5) I am thankful for food: its presence, its availability, its plentiful-ness; that keeping everyone fed is not something we ever have to worry about. Karel is proving that he can subsist on knekkerbrød and cheese, so that’s reassuring too.

6) As always, I/we are thankful for our families. I am thankful to our American family for making such great efforts to see us — we do not take those efforts for granted. I am thankful to have friends in my siblings, who, if they haven’t completely forgotten how I used to hold them in headlocks and just generally be mean, at least refrain from bringing it up. (Usually.) We are thankful for our Norwegian family, whose faces always light up when they see the boys wether it’s the first or the fifth time that month.

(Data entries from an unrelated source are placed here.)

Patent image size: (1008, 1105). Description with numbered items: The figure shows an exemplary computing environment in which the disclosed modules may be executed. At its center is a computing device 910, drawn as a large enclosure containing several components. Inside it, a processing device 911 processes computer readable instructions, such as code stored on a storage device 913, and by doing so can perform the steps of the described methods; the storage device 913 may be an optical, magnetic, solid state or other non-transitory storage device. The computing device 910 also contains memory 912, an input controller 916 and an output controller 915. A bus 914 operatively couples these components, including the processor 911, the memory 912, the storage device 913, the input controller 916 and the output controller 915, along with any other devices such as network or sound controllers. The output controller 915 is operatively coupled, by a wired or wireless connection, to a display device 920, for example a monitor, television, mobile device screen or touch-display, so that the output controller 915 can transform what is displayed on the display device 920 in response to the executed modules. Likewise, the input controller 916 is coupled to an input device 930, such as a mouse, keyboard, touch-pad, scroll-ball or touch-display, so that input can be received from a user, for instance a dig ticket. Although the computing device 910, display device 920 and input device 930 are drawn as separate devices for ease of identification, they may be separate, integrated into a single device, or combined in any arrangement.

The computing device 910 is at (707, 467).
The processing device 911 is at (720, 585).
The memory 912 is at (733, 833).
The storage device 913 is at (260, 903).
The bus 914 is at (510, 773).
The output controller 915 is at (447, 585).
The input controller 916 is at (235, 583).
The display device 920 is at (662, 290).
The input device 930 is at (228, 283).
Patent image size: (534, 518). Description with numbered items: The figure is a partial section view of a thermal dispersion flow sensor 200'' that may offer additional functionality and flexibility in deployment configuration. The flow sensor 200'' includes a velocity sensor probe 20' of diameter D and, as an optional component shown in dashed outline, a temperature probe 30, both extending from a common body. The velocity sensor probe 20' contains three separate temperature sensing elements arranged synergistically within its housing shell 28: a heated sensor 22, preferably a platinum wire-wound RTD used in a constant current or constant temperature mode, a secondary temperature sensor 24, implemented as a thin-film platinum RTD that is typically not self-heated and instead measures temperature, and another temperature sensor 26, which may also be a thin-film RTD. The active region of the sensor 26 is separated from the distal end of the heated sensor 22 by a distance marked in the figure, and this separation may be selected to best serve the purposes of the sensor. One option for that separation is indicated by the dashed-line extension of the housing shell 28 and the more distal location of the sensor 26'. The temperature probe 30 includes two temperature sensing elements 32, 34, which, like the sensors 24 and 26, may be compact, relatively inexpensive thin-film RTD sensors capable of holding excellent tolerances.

7) And…I’m thankful for technology. Every time I skype my mom or chat with a friend on another continent, I marvel a little bit at how easy it is these days to stay connected with loved ones. This Thanksgiving, for example, I was able to talk to my grandma for 20 minutes — not only talk, but see her; I got to talk or at least see everyone who was at the Thanksgiving Day gathering. I even got to see the pies. This is crazy. Miraculous. Both. In this particular instance, a blessing.

Okay, the list could go on and on, but we’ll stop now. Happy Thanksgiving and much love and peace and joy from our grateful hearts to yours.